The EU and the IMF imposed the targets as part of an emergency bailout to save the debt-ridden eurozone member state from potential bankruptcy and a loans default which analysts say could pitch the world into a new economic crisis.
Greece’s deficit this year is expected to reach 8.5 per cent of gross domestic product, or $25.2bn; higher than the targeted 7.8 per cent of GDP, or $23.1bn, the finance ministry said on Sunday.
For 2012, the deficit is projected to shrink to $19.8bn, or 6.8 percent of GDP; still higher than the EU-IMF target of 6.5 per cent.
Earlier, the cabinet had approved a measure to begin reducing the number of state workers, a contentious part of an austerity plan aimed at freeing up the latest installment of EU and IMF loans.
The plan creates a “labour reserve”, allowing state workers to be placed on partial pay and be dismissed a year after.
The government has said it will put 30,000 workers in the reserve by the end of this year.

The finance ministry said in a statement after Sunday’s cabinet meeting that the 2012 draft budget, including details of redundancies, had been approved and would be submitted to parliament on Monday.

The move is the most contentious part of the EU-IMF reform package.

Without the release of the latest $14bn bailout payment, Greece could run out of money to pay state wage bills within weeks.

There are fears another debt default could wreck the balance sheets of European banks, damage the prospects of the euro currency and devastate the global economy’s fragile recovery.

European officials are scrambling to avert the crisis amid calls for Greece to abandon the euro.

A senior member of the ruling coalition in Germany, Europe’s paymaster, said it may be necessary for Greece to get out of the eurozone, a prospect European governments officially reject as beyond consideration.

Strikes and demonstrations

Al Jazeera speaks to Vanessa Rossi, economic adviser to Oxford Analytica

The latest round of austerity measures are deeply unpopular in Greece, and public sector unions hope that strikes and demonstrations can wreck the Socialist government’s resolve to enact them.

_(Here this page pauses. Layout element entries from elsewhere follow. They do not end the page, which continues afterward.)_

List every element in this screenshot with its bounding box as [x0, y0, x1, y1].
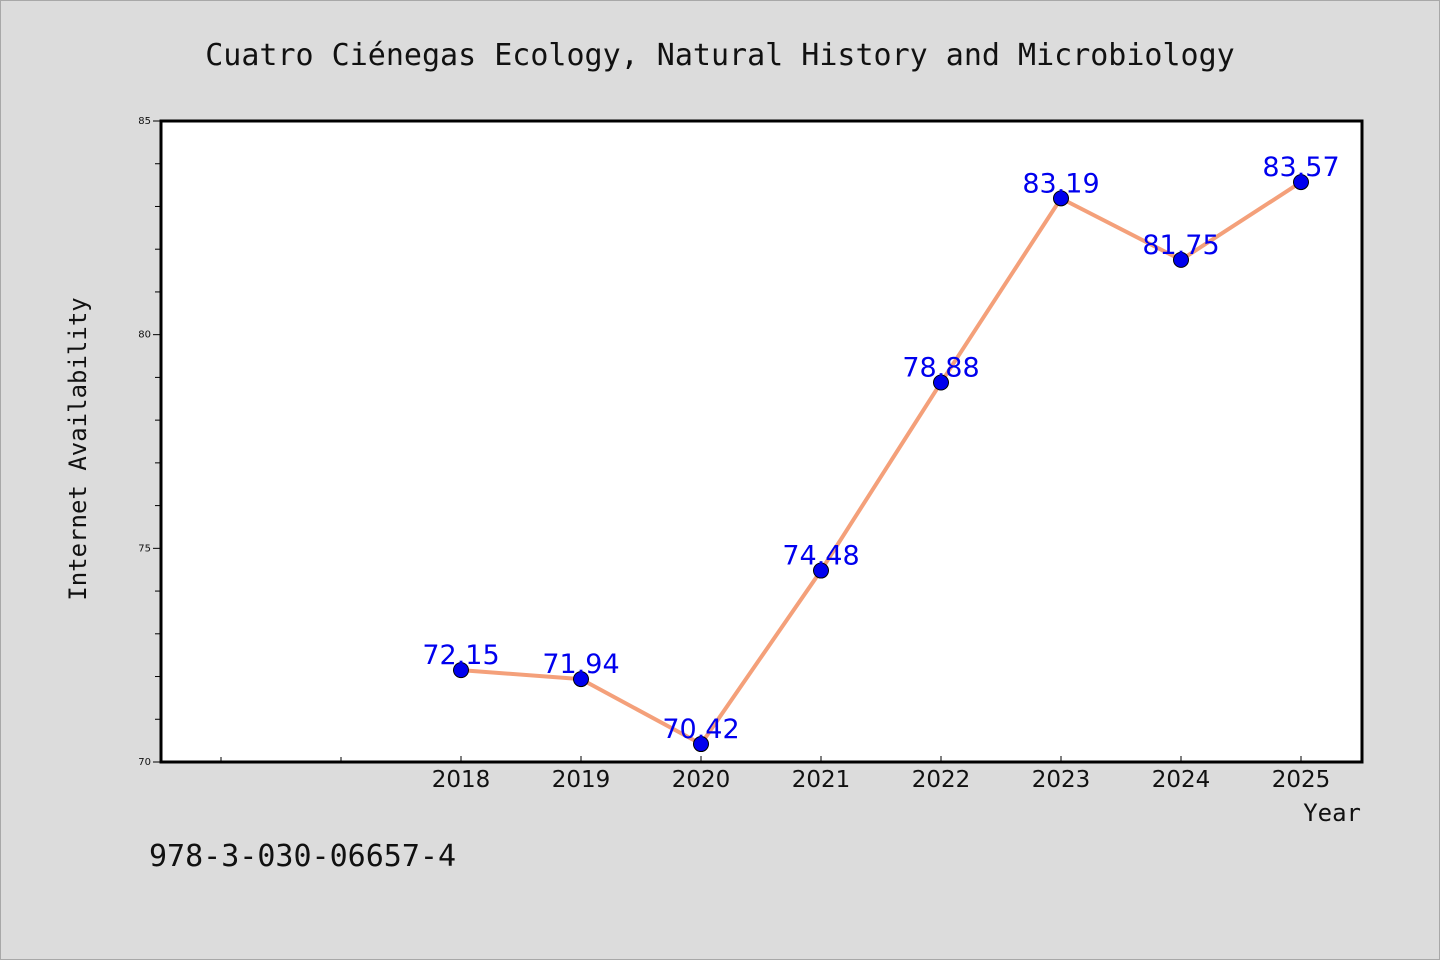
- x-axis-title: Year: [1303, 799, 1361, 827]
- data-point: [693, 736, 709, 753]
- x-tick-label: 2018: [432, 767, 491, 793]
- data-label: 83.19: [1022, 168, 1099, 199]
- data-label: 70.42: [662, 714, 739, 745]
- series-line: [459, 180, 1303, 747]
- y-tick-label: 75: [138, 543, 151, 554]
- y-tick-label: 70: [138, 757, 151, 768]
- data-point: [453, 662, 469, 679]
- data-point: [933, 374, 949, 391]
- x-tick-label: 2022: [912, 767, 971, 793]
- data-point: [1293, 174, 1309, 191]
- x-tick-label: 2021: [792, 767, 851, 793]
- data-label: 71.94: [542, 649, 619, 680]
- y-tick-label: 85: [138, 116, 151, 127]
- data-label: 72.15: [422, 640, 499, 671]
- x-tick-label: 2023: [1032, 767, 1091, 793]
- data-point: [1173, 251, 1189, 268]
- chart-title: Cuatro Ciénegas Ecology, Natural History…: [205, 38, 1235, 73]
- data-label: 78.88: [902, 353, 979, 384]
- y-axis-title: Internet Availability: [64, 297, 92, 600]
- data-label: 81.75: [1142, 230, 1219, 261]
- y-axis: 70 75 80 85: [138, 116, 161, 768]
- data-label-layer: 72.15 71.94 70.42 74.48 78.88 83.19 81.75 83.57: [422, 152, 1339, 745]
- data-point: [813, 562, 829, 579]
- y-tick-label: 80: [138, 330, 151, 341]
- isbn-footer: 978-3-030-06657-4: [149, 839, 456, 874]
- series-layer: [453, 174, 1309, 753]
- x-tick-label: 2025: [1272, 767, 1331, 793]
- data-point: [573, 671, 589, 688]
- x-axis: 2018 2019 2020 2021 2022 2023 2024 2025: [220, 756, 1331, 793]
- data-label: 83.57: [1262, 152, 1339, 183]
- x-tick-label: 2020: [672, 767, 731, 793]
- x-tick-label: 2019: [552, 767, 611, 793]
- data-point: [1053, 190, 1069, 207]
- plot-area: [159, 119, 1364, 764]
- data-label: 74.48: [782, 541, 859, 572]
- x-tick-label: 2024: [1152, 767, 1211, 793]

Workers to be laid off make up a fifth of the Greek workforce and are presently virtually guaranteed jobs for life under a constitution that bans firing government employees in almost all circumstances.

The government has yet to announce how the programme would work, including details such as whether it would be used to push out younger workers, or only to accelerate the retirement of workers already reaching pension age.

Negotiators from the IMF, EU and the European Central Bank (ECB), known as the troika, have returned to Athens, the Greek capital, after walking out of talks a month ago, and have met Greek officials for the past four days.

The officials spent the weekend trying to obtain the most accurate, up-to-date picture of Greece’s finances and forecasts, after protests, including staff occupations of ministries, meant a slow resumption of negotiations last week.

Olli Rehn, the EU economic and monetary affairs commissioner, is expected to brief eurozone finance ministers in Luxembourg on Monday.